Last year was unusual. Three of the Council members that left (DeSorbo and Nobles were voted out, and Fogg retired) served on Council for 10+ years: DeSorbo since 1986 with the exception of 1993-1995, Fogg since 1989, and Nobles since 1994.
Turnover is uncommon on the Pensacola City Council.
Put another way,
Your bias is showing. I disagree with your analysis, but it seems that those with money will prevail so that the majority of voters will vote for a strong mayor.
I agree with pretty much everything you wrote until you got to the end. I think the voters can control the government. In the last two elections we’ve had a 50% turnover in Council members. The people were unhappy and spoke at the ballot box. That’s power.
Perfect example Rick, of how local public officials (sometimes even decent people to begin with) get entrenched and then the intoxicating elixir of absolute power hooks them like crack to an addict.

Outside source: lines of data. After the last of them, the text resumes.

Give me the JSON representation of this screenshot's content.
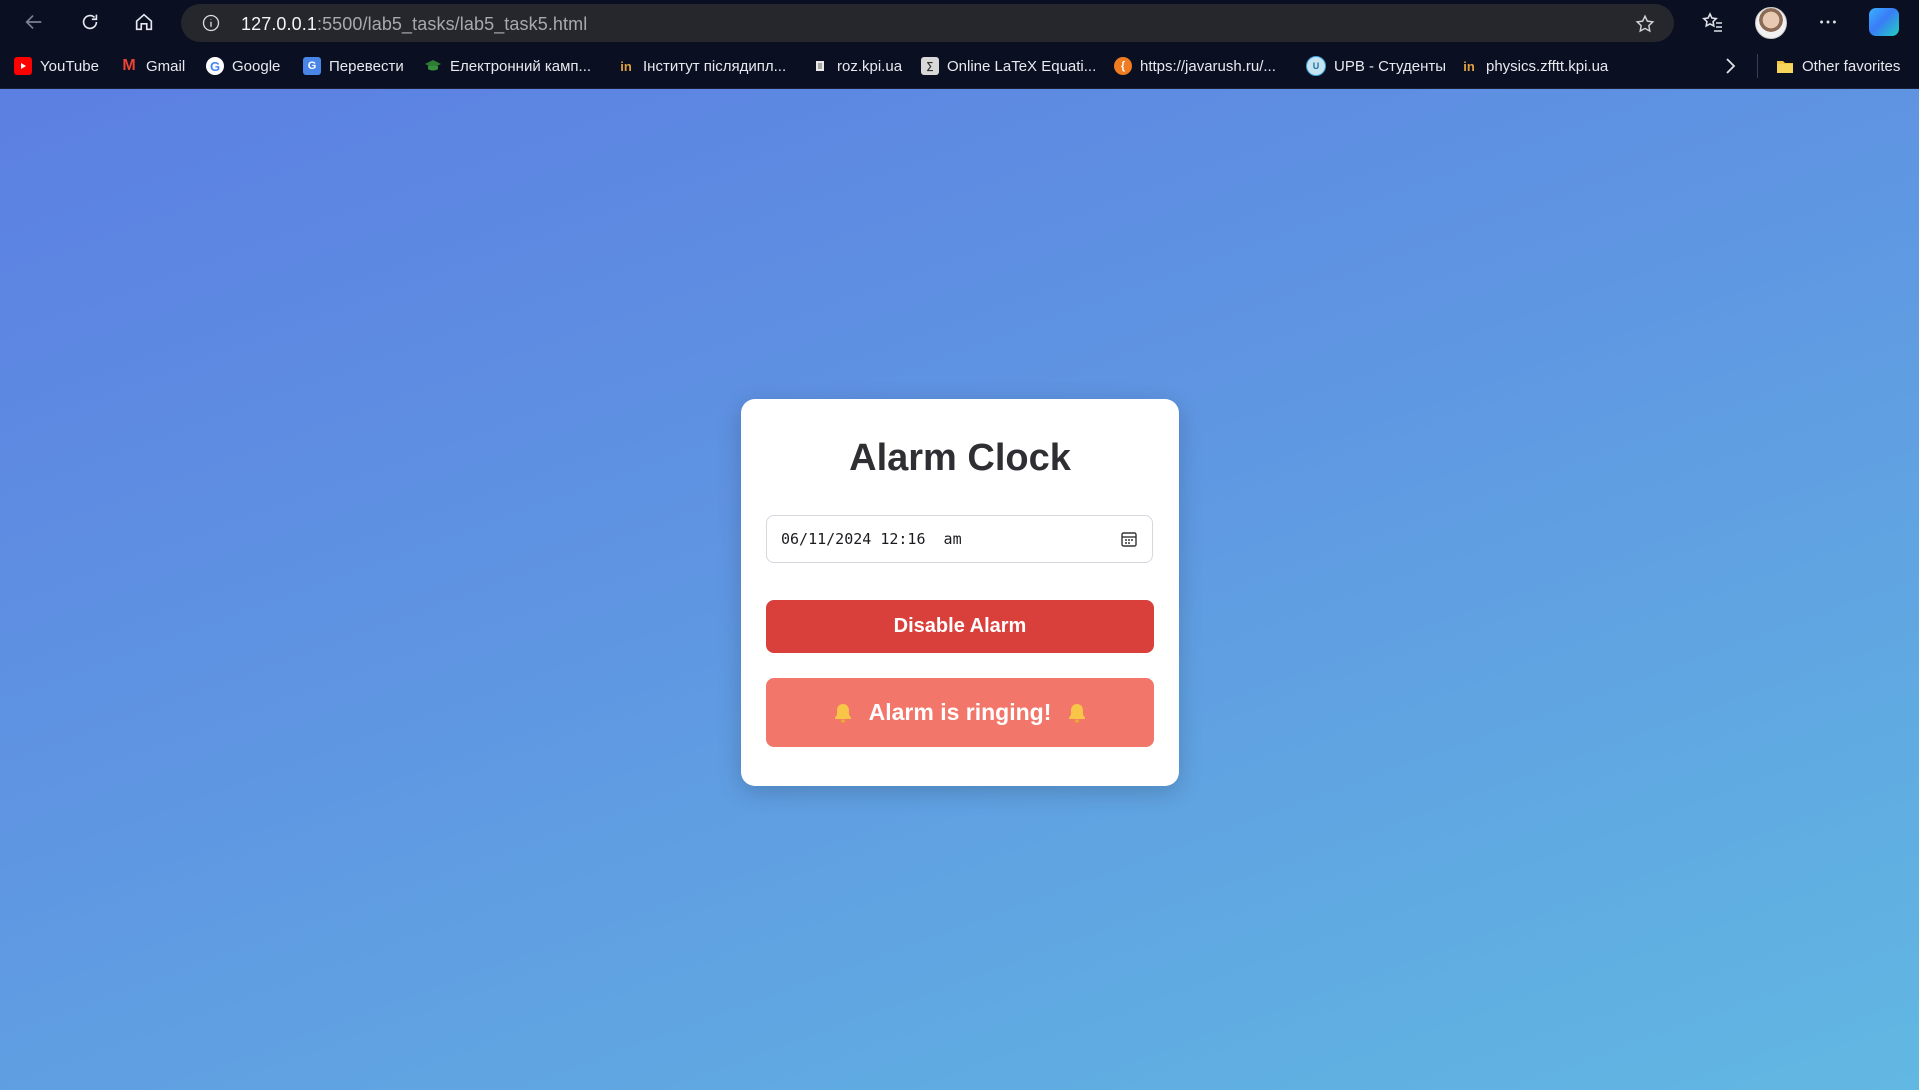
{
  "browser": {
    "url_host": "127.0.0.1",
    "url_path": ":5500/lab5_tasks/lab5_task5.html"
  },
  "bookmarks": [
    {
      "label": "YouTube",
      "icon": "youtube-icon",
      "color": "#ff0000"
    },
    {
      "label": "Gmail",
      "icon": "gmail-icon",
      "color": "#ea4335"
    },
    {
      "label": "Google",
      "icon": "google-icon",
      "color": "#4285f4"
    },
    {
      "label": "Перевести",
      "icon": "translate-icon",
      "color": "#4a86e8"
    },
    {
      "label": "Електронний камп...",
      "icon": "graduation-cap-icon",
      "color": "#2e7d32"
    },
    {
      "label": "Інститут післядипл...",
      "icon": "institute-icon",
      "color": "#e0a040"
    },
    {
      "label": "roz.kpi.ua",
      "icon": "document-icon",
      "color": "#dddddd"
    },
    {
      "label": "Online LaTeX Equati...",
      "icon": "latex-icon",
      "color": "#cccccc"
    },
    {
      "label": "https://javarush.ru/...",
      "icon": "javarush-icon",
      "color": "#f07b20"
    },
    {
      "label": "UPB - Студенты",
      "icon": "upb-icon",
      "color": "#3aa0d8"
    },
    {
      "label": "physics.zfftt.kpi.ua",
      "icon": "institute-icon",
      "color": "#e0a040"
    }
  ],
  "other_favorites": "Other favorites",
  "app": {
    "title": "Alarm Clock",
    "datetime_value": "06/11/2024 12:16  am",
    "disable_button": "Disable Alarm",
    "ringing_text": "Alarm is ringing!"
  },
  "colors": {
    "disable_button": "#d9403c",
    "ringing_banner": "#f2776a",
    "background_start": "#5c7fe2",
    "background_end": "#61b8e2"
  }
}
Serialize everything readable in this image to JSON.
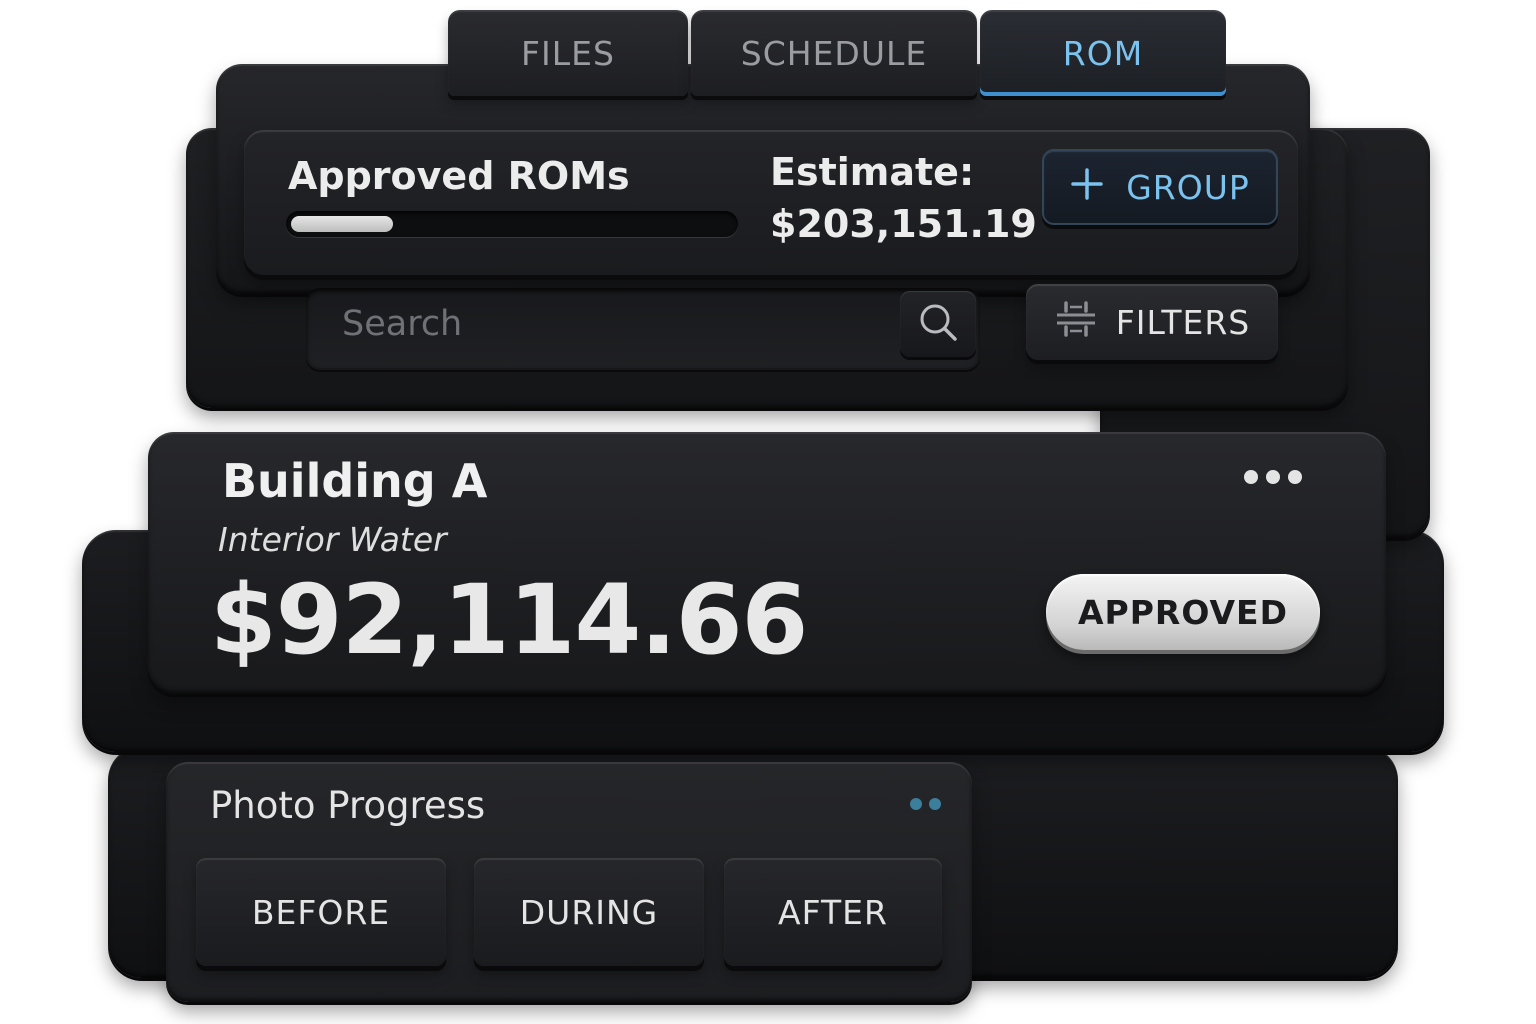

The problems ALWAYS start after the first few years called the honeymoon phase. That is where and when the pervasive nature of corruption from power begins its process. Just as sure as the sun rises, power corrupts most after a little time of having their rears kissed, realizing they don’t really answer to anyone and as long as they don’t get exposed it is GAME ON. And the public loses.
City staff management and all its management should be changed regularly, just like not allowing the same referees work the same team in every game. The NCAA knows of the process and the corruptive nature of absolute power.